Friday, September 27, 2013
In the middle of this article the other day I noticed something interesting: the CPLP is paying the costs for interpretation in order to make it possible for a number of ministers of Portuguese-language countries to use their own language at the assembly, and is using it to try to (eventually) make Portuguese an official or working language there.
In the General Assembly of the United Nations, which starts next Tuesday in New York, the presidents of Mozambique, East Timor and Brazil, the interim president of Guinea-Bissau, the vice president of Angola, the prime minister of Cabo Verde and the foreign ministers of Portugal and São Tomé e Príncipe and Guinea-Bissau will speak in Portuguese.
Such a thing is not unheard of, but it corresponds with a concerted attempt within the CPLP to "encourage the use of the Portuguese language", explained the secretary general of the CPLP, Murade Murargy from Mozambique. "We have to lead by example", he said.
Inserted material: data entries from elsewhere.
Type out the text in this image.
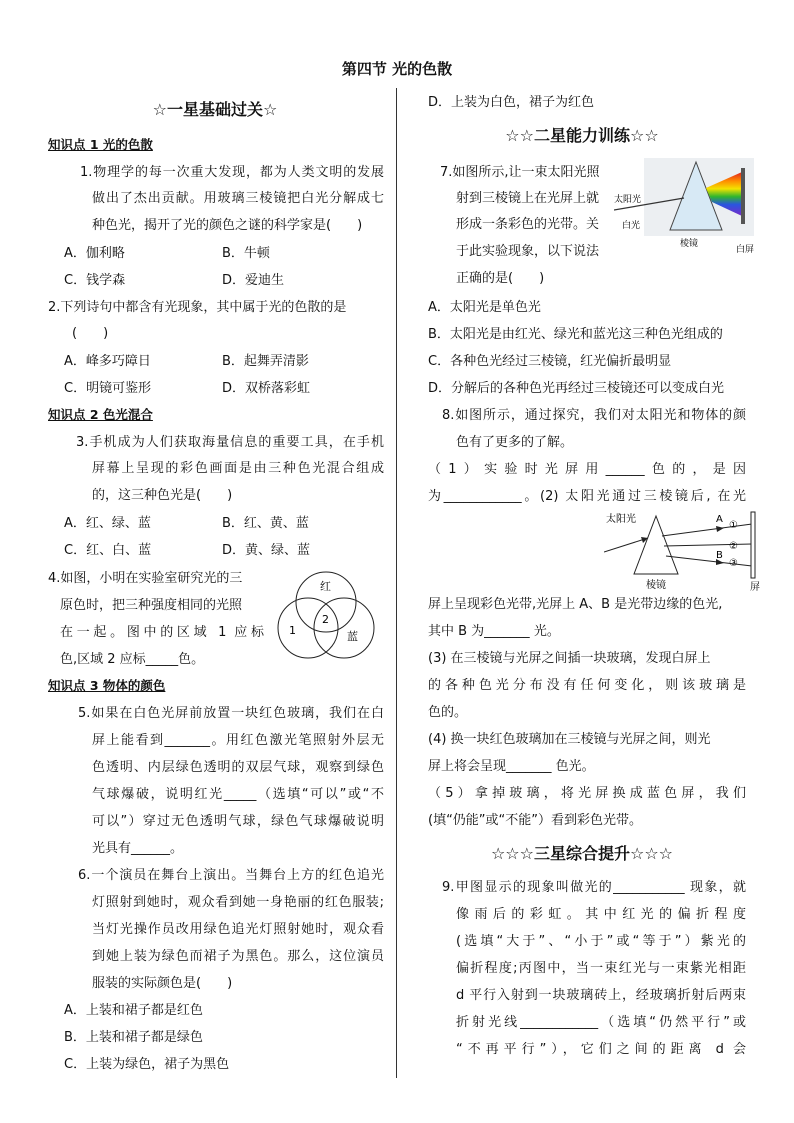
第四节 光的色散
☆一星基础过关☆
知识点 1 光的色散
1.物理学的每一次重大发现，都为人类文明的发展
做出了杰出贡献。用玻璃三棱镜把白光分解成七
种色光，揭开了光的颜色之谜的科学家是(　　)
A．伽利略	B．牛顿
C．钱学森	D．爱迪生
2.下列诗句中都含有光现象，其中属于光的色散的是
(　　)
A．峰多巧障日	B．起舞弄清影
C．明镜可鉴形	D．双桥落彩虹
知识点 2 色光混合
3.手机成为人们获取海量信息的重要工具，在手机
屏幕上呈现的彩色画面是由三种色光混合组成
的，这三种色光是(　　)
A．红、绿、蓝	B．红、黄、蓝
C．红、白、蓝	D．黄、绿、蓝
4.如图，小明在实验室研究光的三
原色时，把三种强度相同的光照
在一起。图中的区域 1 应标
色,区域 2 应标_____色。
红
蓝
1
2
知识点 3 物体的颜色
5.如果在白色光屏前放置一块红色玻璃，我们在白
屏上能看到_______。用红色激光笔照射外层无
色透明、内层绿色透明的双层气球，观察到绿色
气球爆破，说明红光_____（选填“可以”或“不
可以”）穿过无色透明气球，绿色气球爆破说明
光具有______。
6.一个演员在舞台上演出。当舞台上方的红色追光
灯照射到她时，观众看到她一身艳丽的红色服装;
当灯光操作员改用绿色追光灯照射她时，观众看
到她上装为绿色而裙子为黑色。那么，这位演员
服装的实际颜色是(　　)
A．上装和裙子都是红色
B．上装和裙子都是绿色
C．上装为绿色，裙子为黑色
D．上装为白色，裙子为红色
☆☆二星能力训练☆☆
7.如图所示,让一束太阳光照
射到三棱镜上在光屏上就
形成一条彩色的光带。关
于此实验现象，以下说法
正确的是(　　)
太阳光
白光
棱镜
白屏
A．太阳光是单色光
B．太阳光是由红光、绿光和蓝光这三种色光组成的
C．各种色光经过三棱镜，红光偏折最明显
D．分解后的各种色光再经过三棱镜还可以变成白光
8.如图所示，通过探究，我们对太阳光和物体的颜
色有了更多的了解。
（1）实验时光屏用______色的，是因
为____________。(2) 太阳光通过三棱镜后, 在光
太阳光
棱镜
A
B
①
②
③
屏
屏上呈现彩色光带,光屏上 A、B 是光带边缘的色光,
其中 B 为_______ 光。
(3) 在三棱镜与光屏之间插一块玻璃，发现白屏上
的各种色光分布没有任何变化，则该玻璃是
色的。
(4) 换一块红色玻璃加在三棱镜与光屏之间，则光
屏上将会呈现_______ 色光。
（5）拿掉玻璃，将光屏换成蓝色屏，我们
(填“仍能”或“不能”）看到彩色光带。
☆☆☆三星综合提升☆☆☆
9.甲图显示的现象叫做光的___________ 现象，就
像雨后的彩虹。其中红光的偏折程度
(选填“大于”、“小于”或“等于”）紫光的
偏折程度;丙图中，当一束红光与一束紫光相距
d 平行入射到一块玻璃砖上，经玻璃折射后两束
折射光线____________（选填“仍然平行”或
“不再平行”），它们之间的距离 d 会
To make this possible in the General Assembly this year, the CPLP must pay 700 dollars per day. The eight countries are participating in the General Assembly but also in parallel meetings. The aim in the UN and other international organizations is to have Portuguese as a working language (which would result in requiring simultaneous interpretation) or to go even farther and win the status of official language (which would result in requiring interpretation but also having all written material in Portuguese).